Today, Piazza Erbe is still home to a market of sorts - vendors line up to sell fruits and vegetables, pastries, handmade leather bags, and a few "I visited Verona!!" t-shirts and keychains. You can also find a plethora of tasty restaurants and gelaterias surrounding the square. Here, I found a deliciously cheap sandwich and the first of too many gelatos. 




Do you see that tower in the upper left corner of Piazza Erbe? It's one of the few remaining from the Middle Ages, back when the town was full of them. Noble families built towers to show off their wealth to one another. If you see a bell tower that either stands on its own or is connected to a smaller structure that isn't a church, you can be almost certain it was constructed by an important family. Torre dei Lamberti, or the Lambert Tower (built in 1172), is another that's still standing in Verona, and for 6 Euros you can climb 245 steps to the top. 





Clearly, it's worth the climb. Verona's terra-cotta rooftops seem to go on for miles, and the Italian Alps make for a stunning backdrop. The Lambert Tower sits in the Romanesque Palazzo della Ragione, which is home to yet another beautiful and well-preserved piece of architecture: an outdoor staircase, completely original and intact since its construction in 1447. I stood at the base of the staircase for fifteen minutes to get a photo of it without people strewn all over it. As I watched person after person lay on the banister and pose with freakish arm gestures as if to say, "Yeah, man, look at me! I'm on a staircase, b*tch!" I wondered how many of them even knew anything about what it was they were standing on. In other words, STOP POSING LIKE THAT, YOU'RE DISGRACING THE STONES WHERE VERONA'S ELITE ONCE TROD!! Ugh.

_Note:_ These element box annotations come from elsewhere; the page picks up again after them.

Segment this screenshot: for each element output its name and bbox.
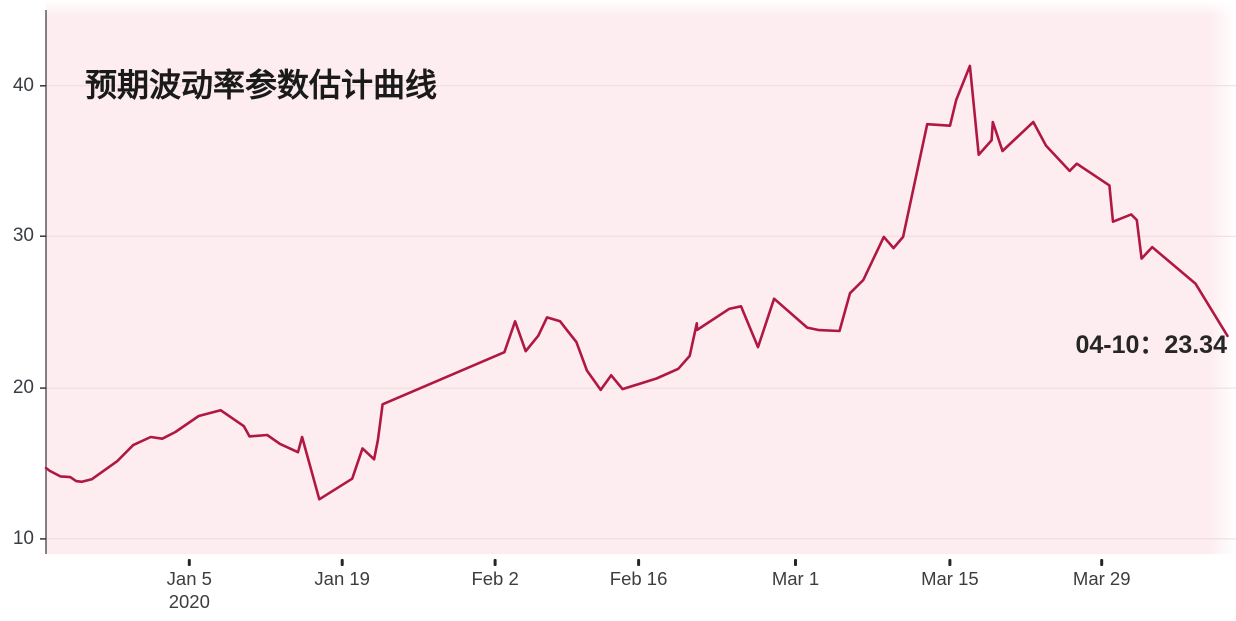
svg-text:预期波动率参数估计曲线: 预期波动率参数估计曲线 bbox=[85, 67, 437, 103]
svg-text:20: 20 bbox=[13, 377, 34, 398]
svg-text:30: 30 bbox=[13, 225, 34, 246]
svg-text:04-10：23.34: 04-10：23.34 bbox=[1075, 331, 1227, 359]
svg-text:Mar 1: Mar 1 bbox=[772, 568, 819, 589]
svg-text:Jan 19: Jan 19 bbox=[314, 568, 370, 589]
svg-text:Feb 16: Feb 16 bbox=[610, 568, 668, 589]
svg-text:Feb 2: Feb 2 bbox=[471, 568, 518, 589]
svg-text:Mar 29: Mar 29 bbox=[1073, 568, 1131, 589]
svg-text:10: 10 bbox=[13, 528, 34, 549]
svg-text:2020: 2020 bbox=[169, 591, 210, 612]
svg-text:Mar 15: Mar 15 bbox=[921, 568, 979, 589]
svg-text:40: 40 bbox=[13, 75, 34, 96]
svg-text:Jan 5: Jan 5 bbox=[167, 568, 212, 589]
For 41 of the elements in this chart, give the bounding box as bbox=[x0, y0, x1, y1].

But anyway. Just outside Palazzo della Ragione is Piazza dei Signori, or "The Lord's Square." This little area is a melting pot of architecture; the buildings surrounding it span from the middle ages to the Renaissance. You can easily tell which are from the Renaissance; just look for the frescoes. Like medieval nobles and their towers, wealthy Renaissance families did their bragging with exterior frescoes. I find it pretty remarkable that much of what can be seen today is, for the most part, original and unrestored.  



In the middle of Piazza dei Signori stands a somber looking Dante Alighieri. Quick history: this is indeed the Dante behind The Divine Comedy, the self-narrated tale of his journey through hell and purgatory to reach heaven. It was the first literature to be written in something other than Latin, the language of the church. Dante took a hodgepodge of spoken dialects and called the written result "Italian." For this reason, it was accessible by the masses and wildly popular. It also depicted several well known popes and other church figures in less than flattering situations (Pope Boniface VIII buried up to his head in the 8th circle of hell, for example) and for this reason, Dante was exiled from Florence to Verona, where he lived out the rest of his life. As Dante became a literary genius in history's hindsight, Florentines tried to reclaim him as their hero and even built him a tomb in the 18th century. Verona has maintained a tight grasp on him though, and his body lies not in Florence, but in nearby Ravenna where he died. 


On the topic of tombs, literally right around the corner from Piazza dei Signori are the Scaligeri family tombs. Remember how Florence had the Medici family, Siena had the Borghese, and Milan had the Sforza? When Italy was divided into kingdoms, Verona and the surrounding area had the Scaligeri. Their bodies still lie in the fanciful tombs created for them in the 15th century, which are surrounded by the original wrought iron fences. Not a bad place to rest for all eternity! Just watch out for what looks to be the first version of barbed-wire, though. 





Speaking of resting, this might be enough history for one post. But there's still alot more to see in Verona! Let's spend the night back in Piazza Erbe and pick it up another day, shall we?